A Chinese editorial described India as “the lucky dog” benefiting from an unfortunate Russian-American rivalry. Benefiting? Do Indians care about the perils old ally Gorbachev is trying to alert us to? Even President Obama has responded to the warning with tiptoe caution. And would it matter to the ‘Modified’ Indian when Vladimir Putin goes as the chief guest at China’s once-in-10-years military parade? Will they see the ominous polarisation it encompasses? Will India survive by hiding in the well?
The new middle class, mostly aping the more regressive strata of US-based NRIs, does not pretend to have an ideology but is being pumped with biases flowing from a sense of injury real or imagined. At times it gets abusive, even violent. Tear the Indian constitution, they demand, before threatening to delete the words socialism and secularism from the preamble. Opponents of the new middle class, who are mostly the old middle class, just as foolishly seek to have an intellectual fight, though never a physical one, to have the constitutional preamble kept intact.

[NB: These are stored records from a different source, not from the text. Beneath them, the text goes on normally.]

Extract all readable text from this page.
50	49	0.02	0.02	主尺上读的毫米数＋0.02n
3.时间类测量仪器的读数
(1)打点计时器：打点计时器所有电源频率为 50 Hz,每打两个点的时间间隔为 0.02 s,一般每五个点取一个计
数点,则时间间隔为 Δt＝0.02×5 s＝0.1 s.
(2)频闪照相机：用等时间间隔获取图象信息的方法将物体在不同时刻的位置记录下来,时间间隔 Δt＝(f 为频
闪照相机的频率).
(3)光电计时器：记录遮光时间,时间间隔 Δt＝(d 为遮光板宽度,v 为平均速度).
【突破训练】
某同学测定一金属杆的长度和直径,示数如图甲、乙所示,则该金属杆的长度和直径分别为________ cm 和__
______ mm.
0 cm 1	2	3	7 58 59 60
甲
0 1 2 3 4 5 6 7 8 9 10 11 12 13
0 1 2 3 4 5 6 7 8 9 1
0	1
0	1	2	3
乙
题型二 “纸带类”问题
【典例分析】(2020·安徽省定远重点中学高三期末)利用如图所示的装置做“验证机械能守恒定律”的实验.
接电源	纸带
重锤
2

They forget that Nazis were National Socialists and that socialism changes meaning with the nature of the state that runs the show. If the old middle class wants to restore the nature of the Indian state to its Nehruvian form and not merely bleat about statute books, there is no palpable evidence of a strategy.
India has swung to the far right. It is led by some of those whose groomers admired Nazis and rejoiced in the massacre of the Jews under Hitler’s watch. Should the constitution reflect the given reality, or should it misleadingly retain a liberal label that Nehru or Gandhi thought up. It hardly makes sense to berate the Hindutva acolytes for demanding a Hindu rashtra. Who else should? It is also true that such a state will be a fascist state, if Guru Golwalkar got it right. Would the old middle class prefer that an evolving Hindu rashtra declares itself secular and socialist in the preamble? Or do thinking people want to fight the real fight.
Does someone really want to know where the idea of socialism is being discussed seriously? They should read the weekend’s People’s Daily. It would disabuse many of the notion that China, in Mr Modi’s neighbourhood, is hurtling inexorably towards a consumer society like the one Indians are dreaming of.
The People’s Daily spoke of Chinese President Xi Jinping’s new stress on dialectical materialism. The paper said it had brought about a resurgence of Marxist ideology as the theoretical foundation of the Communist Party of China amid the nation’s deepening reform. The reforms too are all continuing.
Xi retrieved a philosophical approach that views all changes in the world as the result of conflicts between opposites. Is it a coincidence that a parallel ideological impulse sent Indians debating head transplants in the Vedic era?
The chasm between Xi’s call for deepening socialism in China and those struggling to preserve it in the preamble of India’s constitution is as stark as the difference between tea and coffee. China gave India tea, but what Indians really need right now is to smell the coffee.
The writer is Dawn’s correspondent in Delhi.